On Friday (Dec. 20), NASA's Mars Science Laboratory team announced that they were monitoring Curiosity's wheels. The rover's six wheels appear to have sustained accelerated damage as the one-ton rover drives over the rocky terrain inside Gale Crater. Although the aircraft-grade aluminum is designed to withstand some dents and holes, some of the rips and gashes in between the wheels' treads are causing concern. In this selection of "before and after" photos from Curiosity's raw image archive, we've pulled some photos taken by Curiosity's robotic-arm mounted MAHLI camera. The dates and the day (sol) of Curiosity's mission are noted.
Curiosity's middle-right wheel is shown here 34 days (sols) after the mission touched down in Gale Crater.

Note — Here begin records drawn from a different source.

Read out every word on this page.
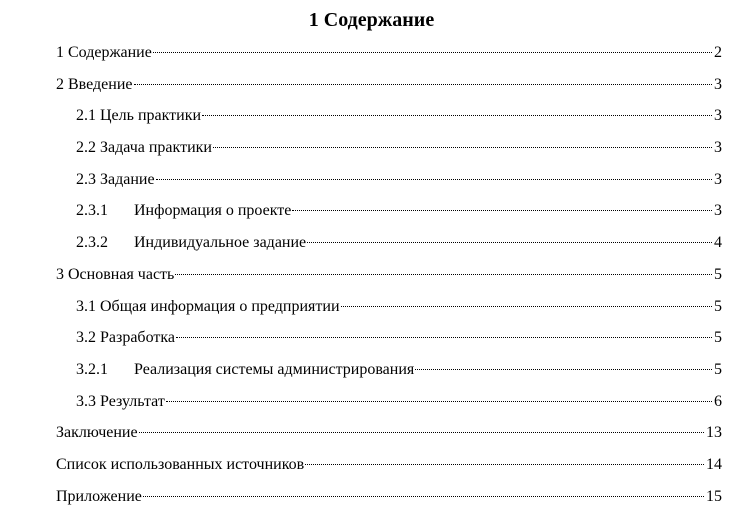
1 Содержание
1 Содержание	2
2 Введение	3
2.1 Цель практики	3
2.2 Задача практики	3
2.3 Задание	3
2.3.1	Информация о проекте	3
2.3.2	Индивидуальное задание	4
3 Основная часть	5
3.1 Общая информация о предприятии	5
3.2 Разработка	5
3.2.1	Реализация системы администрирования	5
3.3 Результат	6
Заключение	13
Список использованных источников	14
Приложение	15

Some red dust can be seen lightly covering the wheel. Very few dents are evident.
Note: Some minor contrast and brightness adjustments have been made to the raw imagery.

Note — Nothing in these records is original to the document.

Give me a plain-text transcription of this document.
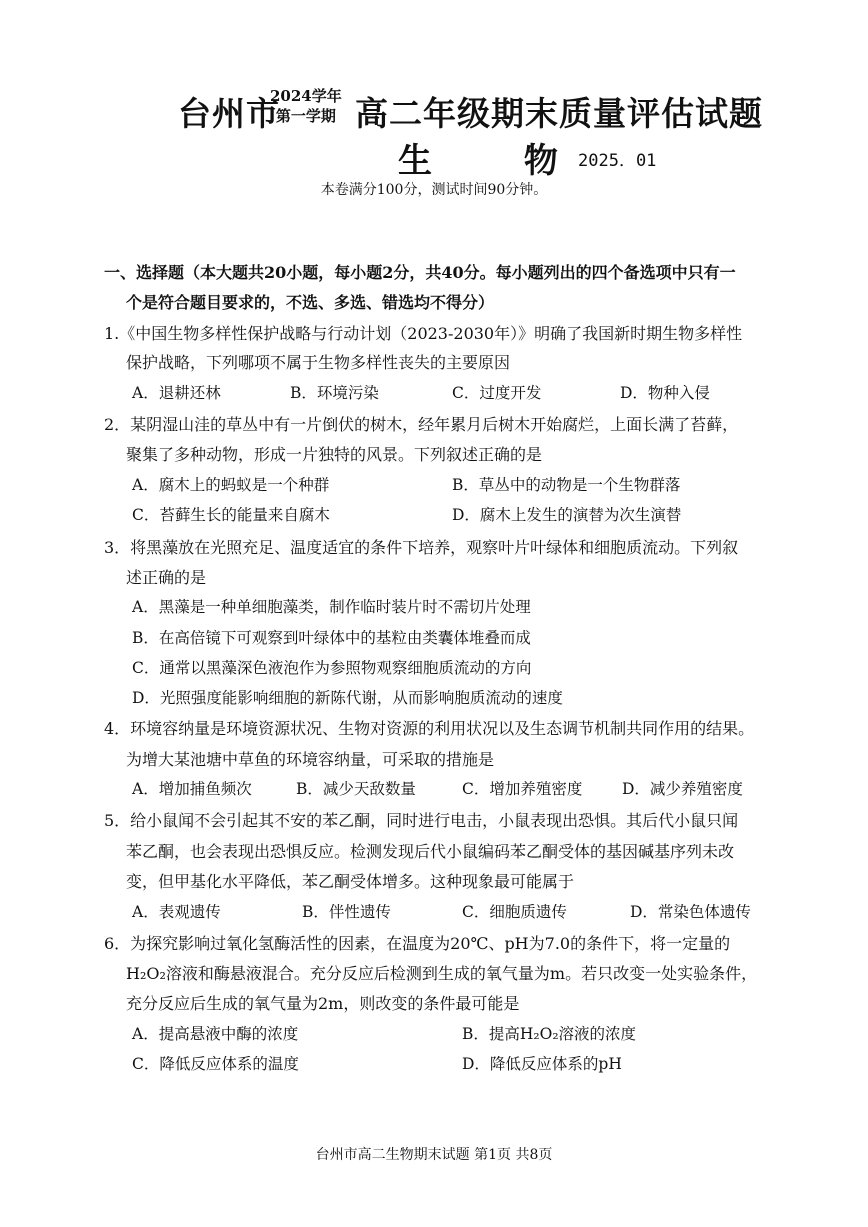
台州市
2024学年
第一学期 高二年级期末质量评估试题
生 物
2025．01
本卷满分100分，测试时间90分钟。
一、选择题（本大题共20小题，每小题2分，共40分。每小题列出的四个备选项中只有一
个是符合题目要求的，不选、多选、错选均不得分）
1.《中国生物多样性保护战略与行动计划（2023-2030年）》明确了我国新时期生物多样性
保护战略，下列哪项不属于生物多样性丧失的主要原因
A．退耕还林	B．环境污染	C．过度开发	D．物种入侵
2．某阴湿山洼的草丛中有一片倒伏的树木，经年累月后树木开始腐烂，上面长满了苔藓，
聚集了多种动物，形成一片独特的风景。下列叙述正确的是
A．腐木上的蚂蚁是一个种群	B．草丛中的动物是一个生物群落
C．苔藓生长的能量来自腐木	D．腐木上发生的演替为次生演替
3．将黑藻放在光照充足、温度适宜的条件下培养，观察叶片叶绿体和细胞质流动。下列叙
述正确的是
A．黑藻是一种单细胞藻类，制作临时装片时不需切片处理
B．在高倍镜下可观察到叶绿体中的基粒由类囊体堆叠而成
C．通常以黑藻深色液泡作为参照物观察细胞质流动的方向
D．光照强度能影响细胞的新陈代谢，从而影响胞质流动的速度
4．环境容纳量是环境资源状况、生物对资源的利用状况以及生态调节机制共同作用的结果。
为增大某池塘中草鱼的环境容纳量，可采取的措施是
A．增加捕鱼频次	B．减少天敌数量	C．增加养殖密度	D．减少养殖密度
5．给小鼠闻不会引起其不安的苯乙酮，同时进行电击，小鼠表现出恐惧。其后代小鼠只闻
苯乙酮，也会表现出恐惧反应。检测发现后代小鼠编码苯乙酮受体的基因碱基序列未改
变，但甲基化水平降低，苯乙酮受体增多。这种现象最可能属于
A．表观遗传	B．伴性遗传	C．细胞质遗传	D．常染色体遗传
6．为探究影响过氧化氢酶活性的因素，在温度为20℃、pH为7.0的条件下，将一定量的
H₂O₂溶液和酶悬液混合。充分反应后检测到生成的氧气量为m。若只改变一处实验条件，
充分反应后生成的氧气量为2m，则改变的条件最可能是
A．提高悬液中酶的浓度	B．提高H₂O₂溶液的浓度
C．降低反应体系的温度	D．降低反应体系的pH
台州市高二生物期末试题 第1页 共8页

454 sols later, significant wear and tear can be seen on the same wheel. On the top, a gash in the aluminum skin is evident.

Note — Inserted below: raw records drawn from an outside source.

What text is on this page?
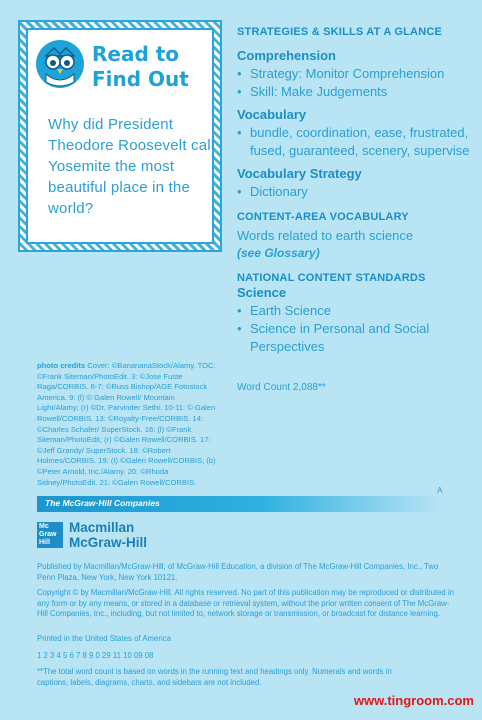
Read to Find Out
Why did President Theodore Roosevelt call Yosemite the most beautiful place in the world?
STRATEGIES & SKILLS AT A GLANCE
Comprehension
• Strategy: Monitor Comprehension
• Skill: Make Judgements
Vocabulary
• bundle, coordination, ease, frustrated, fused, guaranteed, scenery, supervise
Vocabulary Strategy
• Dictionary
CONTENT-AREA VOCABULARY
Words related to earth science
(see Glossary)
NATIONAL CONTENT STANDARDS
Science
• Earth Science
• Science in Personal and Social Perspectives
Word Count 2,088**
photo credits Cover: ©BanananaStock/Alamy. TOC: ©Frank Siteman/PhotoEdit. 3: ©Jose Fuste Raga/CORBIS. 6-7: ©Russ Bishop/AGE Fotostock America. 9: (l) © Galen Rowell/ Mountain Light/Alamy; (r) ©Dr. Parvinder Sethi. 10-11: © Galen Rowell/CORBIS. 13: ©Royalty-Free/CORBIS. 14: ©Charles Schafer/ SuperStock. 16: (l) ©Frank Siteman/PhotoEdit; (r) ©Galen Rowell/CORBIS. 17: ©Jeff Grandy/ SuperStock. 18: ©Robert Holmes/CORBIS. 19: (t) ©Galen Rowell/CORBIS; (b) ©Peter Arnold, Inc./Alamy. 20: ©Rhoda Sidney/PhotoEdit. 21: ©Galen Rowell/CORBIS.
A
The McGraw·Hill Companies
Mc Graw Hill
Macmillan
McGraw-Hill
Published by Macmillan/McGraw-Hill, of McGraw-Hill Education, a division of The McGraw-Hill Companies, Inc., Two Penn Plaza, New York, New York 10121.
Copyright © by Macmillan/McGraw-Hill. All rights reserved. No part of this publication may be reproduced or distributed in any form or by any means, or stored in a database or retrieval system, without the prior written consent of The McGraw-Hill Companies, Inc., including, but not limited to, network storage or transmission, or broadcast for distance learning.
Printed in the United States of America
1 2 3 4 5 6 7 8 9 0 29 11 10 09 08
**The total word count is based on words in the running text and headings only. Numerals and words in captions, labels, diagrams, charts, and sidebars are not included.
www.tingroom.com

Close up and comparison of the gash in the aluminum wheel skin as seen on sol 488 (Dec. 20).
Curiosity's front-right wheel as seen on sol 177 of the mission.
The same front-right wheel as seen 311 sols later. Note the punctures on the inside of the wheel.
Until now we've seen minor damage to Curiosity's wheels, likely well within the wear expected for nearly 3 miles of roving. But the rover's front-left wheel is exhibiting one of the larger gashes with a long flap of aluminum bending toward the inside of the wheel. Shown here is the wheel in sol 177 when only minor dings and scratches can be seen.
By sol 488, the same wheel is dented and damaged, but of most concern is the large hole that is forming near the bottom of the photo.
The same wheel, zoomed in and compared between sol 177 and sol 488. Arrows indicate the spreading of the crack through the wheel's skin, along the tread.